A su regreso del Frente italiano en la Segunda Guerra Mundial, Frank se ocupó como transportista (de carne) sindicalizado en el sur de Filadelfia. Sin embargo, a mediados de los cincuenta una serie de circunstancias lo llevaron a iniciar una carrera como contrabandista (también de carne) y después como asesino a sueldo para una organización criminal local. A medida que avanza en su carrera, la frialdad y la efectividad con las que ejecuta su trabajo lo convierten en la mejor opción para convertirse en el encargado de la seguridad personal de Jimmy Hoffa (Al Pacino), el carismático líder sindical de la Hermandad Internacional de Camioneros, en ese entonces el sindicato más grande de Estados Unidos con más de un millón de miembros y relacionado con la mafia en distintos tipos de negocios, particularmente en casinos. Pronto, Frank forja amistad tanto con los líderes criminales como con la familia de Hoffa. Para este papel Pacino brinda su característica actuación delirante, pero consigue varios momentos en los que se contiene hasta conmover, sobre todo en su relación con Frank. 

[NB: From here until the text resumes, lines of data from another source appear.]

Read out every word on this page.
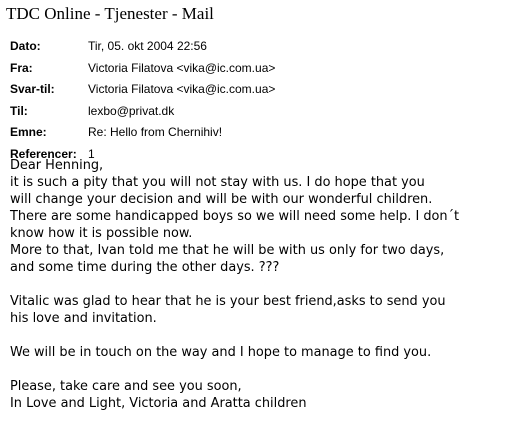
TDC Online - Tjenester - Mail
Dato:	Tir, 05. okt 2004 22:56
Fra:	Victoria Filatova <vika@ic.com.ua>
Svar-til:	Victoria Filatova <vika@ic.com.ua>
Til:	lexbo@privat.dk
Emne:	Re: Hello from Chernihiv!
Referencer: 1
Dear Henning,
it is such a pity that you will not stay with us. I do hope that you
will change your decision and will be with our wonderful children.
There are some handicapped boys so we will need some help. I don´t
know how it is possible now.
More to that, Ivan told me that he will be with us only for two days,
and some time during the other days. ???
Vitalic was glad to hear that he is your best friend,asks to send you
his love and invitation.
We will be in touch on the way and I hope to manage to find you.
Please, take care and see you soon,
In Love and Light, Victoria and Aratta children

Peggy —Lucy Gallina de niña y Anna Paquin de adulta— es una de las hijas de Frank y también desempeña el papel de testigo, pero sobre todo juez del legado de estos hombres. Durante su infancia mira con temor a Russel en una visita al boliche y lo saluda con resistencia la mayor parte del tiempo. Quizá su intuición infantil o los rumores que circulan le indican que es un mafioso, y lo perjudicial que esa relación significa para su padre y, en consecuencia, para su familia. Aquí, a diferencia de Goodfellas (1990) o Casino (1995), la excelente actuación de Pesci no está desbordada por la locura del sociópata o por un comportamiento volátil y temperamental, sino que Russel se comporta con una maldad fría, calculadora, calmada y hasta con restos de bondad, particularmente hacia Frank.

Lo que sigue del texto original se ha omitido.